10:00 AM – 11:00 AM – SESSION 5
Crear sistemas más sólidos de prevención secundaria
Puntos destacados de la sesión
In this WHF Heart Café conversation, moderator Raul Santos (São Paulo/Brazil) hosts Clara Chow (University of Sydney), patient advocate Ram Khandelwal (Heart Health Ninja Foundation, India), and Sandra Ofori (McMaster University) to tackle the real-world hurdles of secondary prevention after acute coronary syndromes (ACS) and stroke—from access to essential medicines (statins, antiplatelets, BP-lowering) and continuity of care to cardiac rehabilitation, medication adherence, digital health follow-up (SMS/text), and patient-centred pathways that work in high-, middle- and low-income settings.
Principales conclusiones
Access is multifaceted
“Access” means affordability, availability on the shelf, last-mile distribution, and someone to prescribe—not merely drug approval.
Continuity gaps cost lives
Post-discharge drop-offs (unfilled prescriptions, no follow-up in 2–4 weeks) drive early non-adherence and recurrent events.
Adherence boosters
Start the full secondary prevention bundle in hospital; simplify regimens (e.g., fixed-dose combinations), enroll in cardiac rehab, and use reminder systems.

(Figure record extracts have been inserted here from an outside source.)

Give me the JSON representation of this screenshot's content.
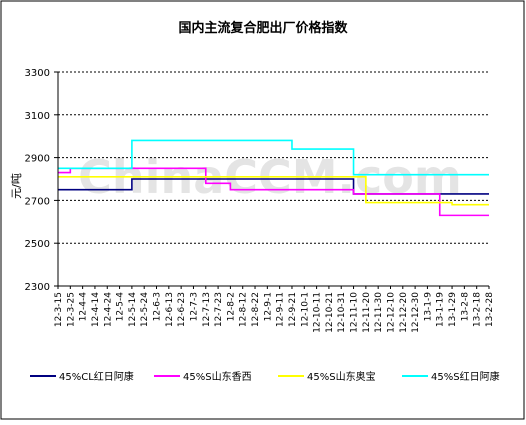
{
  "chart_data": {
    "type": "line",
    "title": "国内主流复合肥出厂价格指数",
    "ylabel": "元/吨",
    "xlabel": "",
    "ylim": [
      2300,
      3300
    ],
    "yticks": [
      2300,
      2500,
      2700,
      2900,
      3100,
      3300
    ],
    "grid": true,
    "legend_position": "bottom",
    "watermark": "ChinaCCM.com",
    "categories": [
      "12-3-15",
      "12-3-25",
      "12-4-4",
      "12-4-14",
      "12-4-24",
      "12-5-4",
      "12-5-14",
      "12-5-24",
      "12-6-3",
      "12-6-13",
      "12-6-23",
      "12-7-3",
      "12-7-13",
      "12-7-23",
      "12-8-2",
      "12-8-12",
      "12-8-22",
      "12-9-1",
      "12-9-11",
      "12-9-21",
      "12-10-1",
      "12-10-11",
      "12-10-21",
      "12-10-31",
      "12-11-10",
      "12-11-20",
      "12-11-30",
      "12-12-10",
      "12-12-20",
      "12-12-30",
      "13-1-9",
      "13-1-19",
      "13-1-29",
      "13-2-8",
      "13-2-18",
      "13-2-28"
    ],
    "series": [
      {
        "name": "45%CL红日阿康",
        "color": "#000080",
        "values": [
          2750,
          2750,
          2750,
          2750,
          2750,
          2750,
          2800,
          2800,
          2800,
          2800,
          2800,
          2800,
          2800,
          2800,
          2800,
          2800,
          2800,
          2800,
          2800,
          2800,
          2800,
          2800,
          2800,
          2800,
          2730,
          2730,
          2730,
          2730,
          2730,
          2730,
          2730,
          2730,
          2730,
          2730,
          2730,
          2730
        ]
      },
      {
        "name": "45%S山东香西",
        "color": "#ff00ff",
        "values": [
          2830,
          2850,
          2850,
          2850,
          2850,
          2850,
          2850,
          2850,
          2850,
          2850,
          2850,
          2850,
          2780,
          2780,
          2750,
          2750,
          2750,
          2750,
          2750,
          2750,
          2750,
          2750,
          2750,
          2750,
          2730,
          2730,
          2730,
          2730,
          2730,
          2730,
          2730,
          2630,
          2630,
          2630,
          2630,
          2630
        ]
      },
      {
        "name": "45%S山东奥宝",
        "color": "#ffff00",
        "values": [
          2810,
          2810,
          2810,
          2810,
          2810,
          2810,
          2810,
          2810,
          2810,
          2810,
          2810,
          2810,
          2810,
          2810,
          2810,
          2810,
          2810,
          2810,
          2810,
          2810,
          2810,
          2810,
          2810,
          2810,
          2810,
          2690,
          2690,
          2690,
          2690,
          2690,
          2690,
          2690,
          2680,
          2680,
          2680,
          2680
        ]
      },
      {
        "name": "45%S红日阿康",
        "color": "#00ffff",
        "values": [
          2850,
          2850,
          2850,
          2850,
          2850,
          2850,
          2980,
          2980,
          2980,
          2980,
          2980,
          2980,
          2980,
          2980,
          2980,
          2980,
          2980,
          2980,
          2980,
          2940,
          2940,
          2940,
          2940,
          2940,
          2820,
          2820,
          2820,
          2820,
          2820,
          2820,
          2820,
          2820,
          2820,
          2820,
          2820,
          2820
        ]
      }
    ]
  }
}
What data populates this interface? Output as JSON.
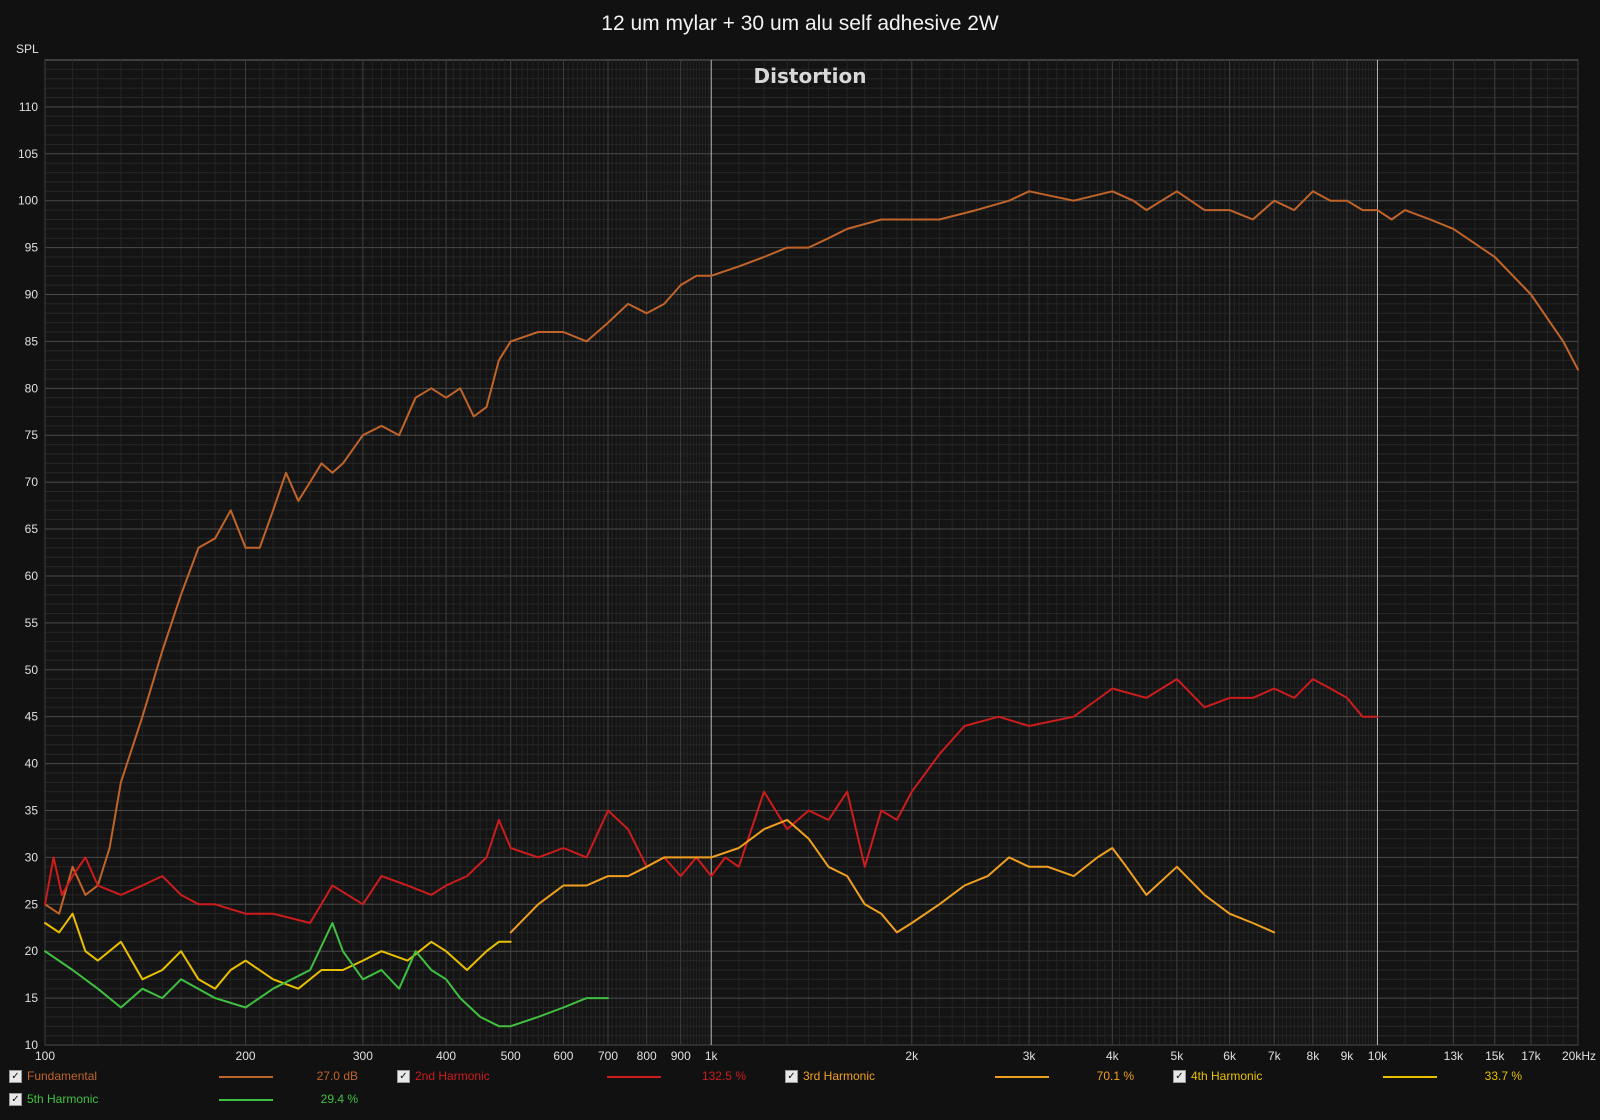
{
  "chart_data": {
    "type": "line",
    "title": "12 um mylar + 30 um alu self adhesive 2W",
    "subtitle": "Distortion",
    "ylabel": "SPL",
    "xlabel": "",
    "x_scale": "log",
    "xlim": [
      100,
      20000
    ],
    "ylim": [
      10,
      115
    ],
    "grid": true,
    "x_ticks": [
      {
        "v": 100,
        "label": "100"
      },
      {
        "v": 200,
        "label": "200"
      },
      {
        "v": 300,
        "label": "300"
      },
      {
        "v": 400,
        "label": "400"
      },
      {
        "v": 500,
        "label": "500"
      },
      {
        "v": 600,
        "label": "600"
      },
      {
        "v": 700,
        "label": "700"
      },
      {
        "v": 800,
        "label": "800"
      },
      {
        "v": 900,
        "label": "900"
      },
      {
        "v": 1000,
        "label": "1k"
      },
      {
        "v": 2000,
        "label": "2k"
      },
      {
        "v": 3000,
        "label": "3k"
      },
      {
        "v": 4000,
        "label": "4k"
      },
      {
        "v": 5000,
        "label": "5k"
      },
      {
        "v": 6000,
        "label": "6k"
      },
      {
        "v": 7000,
        "label": "7k"
      },
      {
        "v": 8000,
        "label": "8k"
      },
      {
        "v": 9000,
        "label": "9k"
      },
      {
        "v": 10000,
        "label": "10k"
      },
      {
        "v": 13000,
        "label": "13k"
      },
      {
        "v": 15000,
        "label": "15k"
      },
      {
        "v": 17000,
        "label": "17k"
      },
      {
        "v": 20000,
        "label": "20kHz"
      }
    ],
    "y_ticks": [
      10,
      15,
      20,
      25,
      30,
      35,
      40,
      45,
      50,
      55,
      60,
      65,
      70,
      75,
      80,
      85,
      90,
      95,
      100,
      105,
      110
    ],
    "legend_position": "bottom",
    "series": [
      {
        "name": "Fundamental",
        "value_label": "27.0 dB",
        "color": "#c0642a",
        "x": [
          100,
          105,
          110,
          115,
          120,
          125,
          130,
          140,
          150,
          160,
          170,
          180,
          190,
          200,
          210,
          220,
          230,
          240,
          250,
          260,
          270,
          280,
          300,
          320,
          340,
          360,
          380,
          400,
          420,
          440,
          460,
          480,
          500,
          550,
          600,
          650,
          700,
          750,
          800,
          850,
          900,
          950,
          1000,
          1100,
          1200,
          1300,
          1400,
          1500,
          1600,
          1800,
          2000,
          2200,
          2500,
          2800,
          3000,
          3500,
          4000,
          4300,
          4500,
          5000,
          5500,
          6000,
          6500,
          7000,
          7500,
          8000,
          8500,
          9000,
          9500,
          10000,
          10500,
          11000,
          12000,
          13000,
          15000,
          17000,
          19000,
          20000
        ],
        "y": [
          25,
          24,
          29,
          26,
          27,
          31,
          38,
          45,
          52,
          58,
          63,
          64,
          67,
          63,
          63,
          67,
          71,
          68,
          70,
          72,
          71,
          72,
          75,
          76,
          75,
          79,
          80,
          79,
          80,
          77,
          78,
          83,
          85,
          86,
          86,
          85,
          87,
          89,
          88,
          89,
          91,
          92,
          92,
          93,
          94,
          95,
          95,
          96,
          97,
          98,
          98,
          98,
          99,
          100,
          101,
          100,
          101,
          100,
          99,
          101,
          99,
          99,
          98,
          100,
          99,
          101,
          100,
          100,
          99,
          99,
          98,
          99,
          98,
          97,
          94,
          90,
          85,
          82
        ]
      },
      {
        "name": "2nd Harmonic",
        "value_label": "132.5 %",
        "color": "#cc1c1c",
        "x": [
          100,
          103,
          106,
          110,
          115,
          120,
          130,
          140,
          150,
          160,
          170,
          180,
          200,
          220,
          250,
          270,
          300,
          320,
          350,
          380,
          400,
          430,
          460,
          480,
          500,
          550,
          600,
          650,
          700,
          750,
          800,
          850,
          900,
          950,
          1000,
          1050,
          1100,
          1200,
          1300,
          1400,
          1500,
          1600,
          1700,
          1800,
          1900,
          2000,
          2200,
          2400,
          2700,
          3000,
          3500,
          4000,
          4500,
          5000,
          5500,
          6000,
          6500,
          7000,
          7500,
          8000,
          8500,
          9000,
          9500,
          10000
        ],
        "y": [
          25,
          30,
          26,
          28,
          30,
          27,
          26,
          27,
          28,
          26,
          25,
          25,
          24,
          24,
          23,
          27,
          25,
          28,
          27,
          26,
          27,
          28,
          30,
          34,
          31,
          30,
          31,
          30,
          35,
          33,
          29,
          30,
          28,
          30,
          28,
          30,
          29,
          37,
          33,
          35,
          34,
          37,
          29,
          35,
          34,
          37,
          41,
          44,
          45,
          44,
          45,
          48,
          47,
          49,
          46,
          47,
          47,
          48,
          47,
          49,
          48,
          47,
          45,
          45
        ]
      },
      {
        "name": "3rd Harmonic",
        "value_label": "70.1 %",
        "color": "#f0a020",
        "x": [
          500,
          550,
          600,
          650,
          700,
          750,
          800,
          850,
          900,
          950,
          1000,
          1100,
          1200,
          1300,
          1400,
          1500,
          1600,
          1700,
          1800,
          1900,
          2000,
          2200,
          2400,
          2600,
          2800,
          3000,
          3200,
          3500,
          3800,
          4000,
          4200,
          4500,
          5000,
          5500,
          6000,
          6500,
          7000
        ],
        "y": [
          22,
          25,
          27,
          27,
          28,
          28,
          29,
          30,
          30,
          30,
          30,
          31,
          33,
          34,
          32,
          29,
          28,
          25,
          24,
          22,
          23,
          25,
          27,
          28,
          30,
          29,
          29,
          28,
          30,
          31,
          29,
          26,
          29,
          26,
          24,
          23,
          22
        ]
      },
      {
        "name": "4th Harmonic",
        "value_label": "33.7 %",
        "color": "#e8c000",
        "x": [
          100,
          105,
          110,
          115,
          120,
          130,
          140,
          150,
          160,
          170,
          180,
          190,
          200,
          220,
          240,
          260,
          280,
          300,
          320,
          350,
          380,
          400,
          430,
          460,
          480,
          500
        ],
        "y": [
          23,
          22,
          24,
          20,
          19,
          21,
          17,
          18,
          20,
          17,
          16,
          18,
          19,
          17,
          16,
          18,
          18,
          19,
          20,
          19,
          21,
          20,
          18,
          20,
          21,
          21
        ]
      },
      {
        "name": "5th Harmonic",
        "value_label": "29.4 %",
        "color": "#40c040",
        "x": [
          100,
          110,
          120,
          130,
          140,
          150,
          160,
          180,
          200,
          220,
          250,
          270,
          280,
          300,
          320,
          340,
          360,
          380,
          400,
          420,
          450,
          480,
          500,
          550,
          600,
          650,
          700
        ],
        "y": [
          20,
          18,
          16,
          14,
          16,
          15,
          17,
          15,
          14,
          16,
          18,
          23,
          20,
          17,
          18,
          16,
          20,
          18,
          17,
          15,
          13,
          12,
          12,
          13,
          14,
          15,
          15
        ]
      }
    ]
  }
}
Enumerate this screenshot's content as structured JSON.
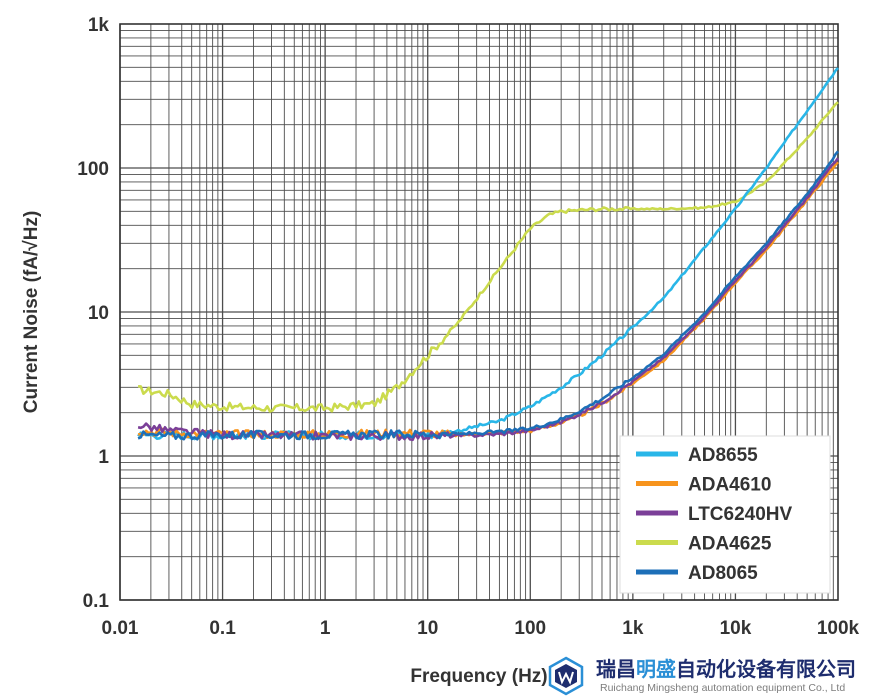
{
  "chart_data": {
    "type": "line",
    "title": "",
    "xlabel": "Frequency (Hz)",
    "ylabel": "Current Noise (fA/√Hz)",
    "x_scale": "log",
    "y_scale": "log",
    "xlim": [
      0.01,
      100000
    ],
    "ylim": [
      0.1,
      1000
    ],
    "grid": true,
    "legend_position": "bottom-right",
    "x_ticks": [
      {
        "value": 0.01,
        "label": "0.01"
      },
      {
        "value": 0.1,
        "label": "0.1"
      },
      {
        "value": 1,
        "label": "1"
      },
      {
        "value": 10,
        "label": "10"
      },
      {
        "value": 100,
        "label": "100"
      },
      {
        "value": 1000,
        "label": "1k"
      },
      {
        "value": 10000,
        "label": "10k"
      },
      {
        "value": 100000,
        "label": "100k"
      }
    ],
    "y_ticks": [
      {
        "value": 0.1,
        "label": "0.1"
      },
      {
        "value": 1,
        "label": "1"
      },
      {
        "value": 10,
        "label": "10"
      },
      {
        "value": 100,
        "label": "100"
      },
      {
        "value": 1000,
        "label": "1k"
      }
    ],
    "series": [
      {
        "name": "AD8655",
        "color": "#29b6e8",
        "x": [
          0.015,
          0.03,
          0.1,
          1,
          10,
          20,
          50,
          100,
          200,
          300,
          500,
          1000,
          2000,
          5000,
          10000,
          20000,
          50000,
          100000
        ],
        "y": [
          1.4,
          1.4,
          1.4,
          1.4,
          1.4,
          1.5,
          1.75,
          2.2,
          3.0,
          3.7,
          5.0,
          7.8,
          12.5,
          28,
          52,
          100,
          250,
          500
        ]
      },
      {
        "name": "ADA4610",
        "color": "#f7941d",
        "x": [
          0.015,
          0.03,
          0.1,
          1,
          10,
          20,
          50,
          100,
          200,
          300,
          500,
          1000,
          2000,
          5000,
          10000,
          20000,
          50000,
          100000
        ],
        "y": [
          1.5,
          1.45,
          1.42,
          1.42,
          1.45,
          1.4,
          1.45,
          1.5,
          1.7,
          1.9,
          2.3,
          3.2,
          4.6,
          9.0,
          16,
          27,
          60,
          110
        ]
      },
      {
        "name": "LTC6240HV",
        "color": "#7b3f98",
        "x": [
          0.015,
          0.03,
          0.1,
          1,
          10,
          20,
          50,
          100,
          200,
          300,
          500,
          1000,
          2000,
          5000,
          10000,
          20000,
          50000,
          100000
        ],
        "y": [
          1.65,
          1.5,
          1.4,
          1.38,
          1.38,
          1.38,
          1.42,
          1.5,
          1.72,
          1.95,
          2.35,
          3.3,
          4.8,
          9.3,
          16.5,
          28,
          62,
          118
        ]
      },
      {
        "name": "ADA4625",
        "color": "#cbdb4d",
        "x": [
          0.015,
          0.03,
          0.05,
          0.1,
          0.3,
          1,
          3,
          5,
          10,
          20,
          50,
          100,
          150,
          200,
          300,
          500,
          1000,
          2000,
          5000,
          10000,
          20000,
          50000,
          100000
        ],
        "y": [
          2.9,
          2.7,
          2.3,
          2.2,
          2.15,
          2.15,
          2.3,
          3.0,
          5.0,
          8.5,
          20,
          38,
          47,
          50,
          51,
          52,
          52,
          52,
          53,
          58,
          80,
          160,
          290
        ]
      },
      {
        "name": "AD8065",
        "color": "#1d6fb8",
        "x": [
          0.015,
          0.03,
          0.1,
          1,
          10,
          20,
          50,
          100,
          200,
          300,
          500,
          1000,
          2000,
          5000,
          10000,
          20000,
          50000,
          100000
        ],
        "y": [
          1.4,
          1.38,
          1.4,
          1.4,
          1.42,
          1.42,
          1.47,
          1.55,
          1.8,
          2.05,
          2.5,
          3.5,
          5.1,
          9.8,
          17.5,
          30,
          66,
          130
        ]
      }
    ]
  },
  "watermark": {
    "company_cn_part1": "瑞昌",
    "company_cn_part2": "明盛",
    "company_cn_part3": "自动化设备有限公司",
    "company_en": "Ruichang Mingsheng automation equipment Co., Ltd",
    "colors": {
      "primary": "#1e2d6e",
      "accent": "#2a8fd6"
    }
  }
}
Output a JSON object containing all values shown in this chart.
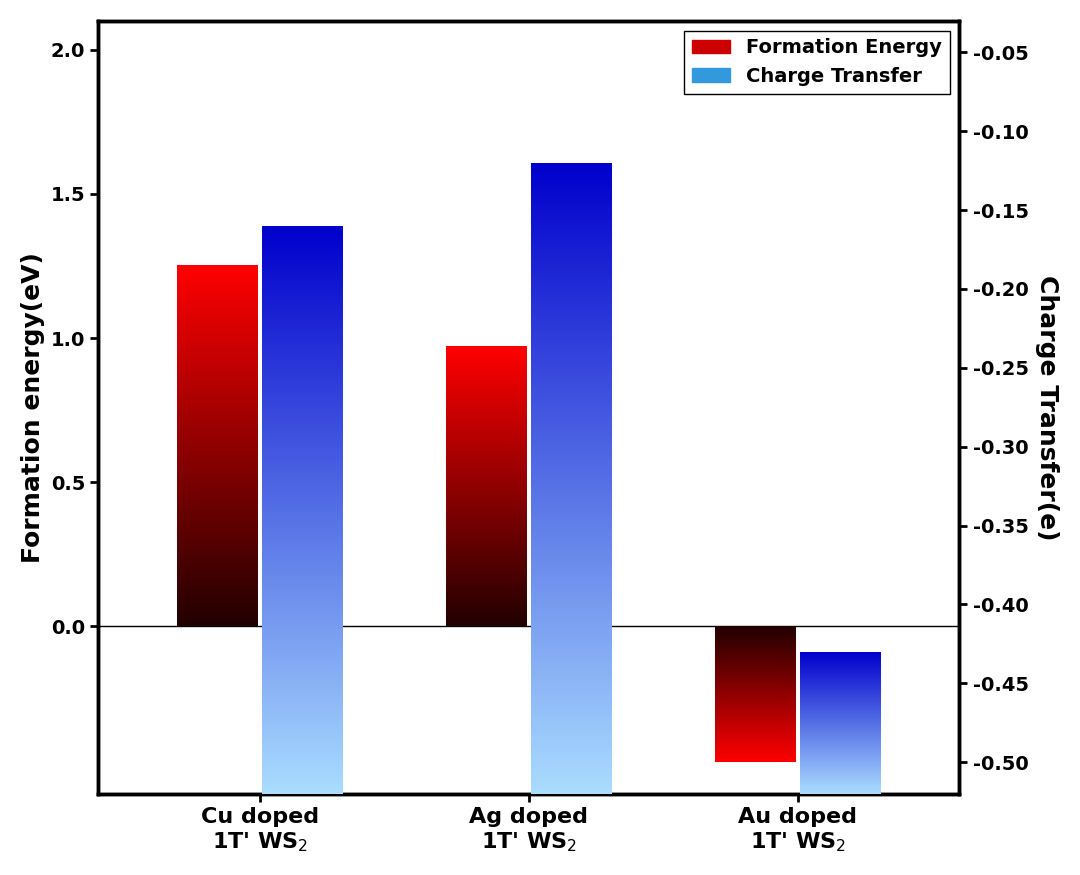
{
  "categories": [
    "Cu doped\n1T' WS$_2$",
    "Ag doped\n1T' WS$_2$",
    "Au doped\n1T' WS$_2$"
  ],
  "formation_energy": [
    1.25,
    0.97,
    -0.47
  ],
  "charge_transfer": [
    -0.16,
    -0.12,
    -0.43
  ],
  "left_ylim": [
    -0.58,
    2.1
  ],
  "right_ylim": [
    -0.52,
    -0.03
  ],
  "right_yticks": [
    -0.05,
    -0.1,
    -0.15,
    -0.2,
    -0.25,
    -0.3,
    -0.35,
    -0.4,
    -0.45,
    -0.5
  ],
  "left_yticks": [
    0.0,
    0.5,
    1.0,
    1.5,
    2.0
  ],
  "left_ylabel": "Formation energy(eV)",
  "right_ylabel": "Charge Transfer(e)",
  "legend_labels": [
    "Formation Energy",
    "Charge Transfer"
  ],
  "bar_width": 0.3,
  "background_color": "#ffffff",
  "axis_fontsize": 17,
  "tick_fontsize": 14,
  "legend_fontsize": 13,
  "red_top": "#ff0000",
  "red_bottom": "#220000",
  "blue_top_dark": "#0000cc",
  "blue_bottom_light": "#aaddff"
}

Primary care as the anchor
Clear discharge summaries, target-based protocols (LDL-C, BP, glucose), e-consults/virtual specialist support, and quality indicators keep care on track.
Patient literacy & language
Replace jargon (“secondary prevention”) with plain language about lifelong coronary disease and why medicines must continue even when asymptomatic.
Digital, done simply
Low-tech SMS/text programs after discharge can improve risk-factor control and behaviors; personalize content without over-complex apps.
Policy levers
Fund medicines in UHC/benefit packages, include them on national EMLs, build registries, standardize pathways, and consider multi-month dispensing.
Systems & cities matter
Invest in walkable urban design, parks, and food policies that make healthy choices feasible after MI or stroke.
Include patient voices
Patient organizations on policy boards and hospital advisory groups improve program design, adherence, and community support.
¿Quién debe verlo?
Cardiologists, internists, GPs, nurses, pharmacists, rehab teams, payers, policymakers, and patient advocates working on post-MI/stroke secondary prevention, cardiac rehabilitation, digital follow-up, essential medicines access, and primary-care CVD pathways.
Prevención secundaria - FAQ
- ¿Cuáles son los mayores obstáculos para una prevención secundaria eficaz?
- Multilayered access issues (cost, stock, distribution, prescriber capacity), continuity gaps after discharge, and low health literacy—especially in under-resourced settings.
- ¿Cómo podemos fomentar la adherencia meses y años después de un suceso?
- Initiate the full regimen in hospital, use simplified regimens/fixed-dose combos, enroll in cardiac rehab, provide clear targets, and support with SMS reminders and patient communities.
- ¿Qué papel debe desempeñar la atención primaria?
- Primary care should anchor long-term care with standardized protocols, measurable quality indicators, and virtual cardiology back-up for complex cases.
- ¿Cómo ayudan las herramientas digitales tras el alta?
- Scalable text-message programs provide bite-sized education and prompts that improve risk-factor control; prioritize personalization and simplicity over app complexity.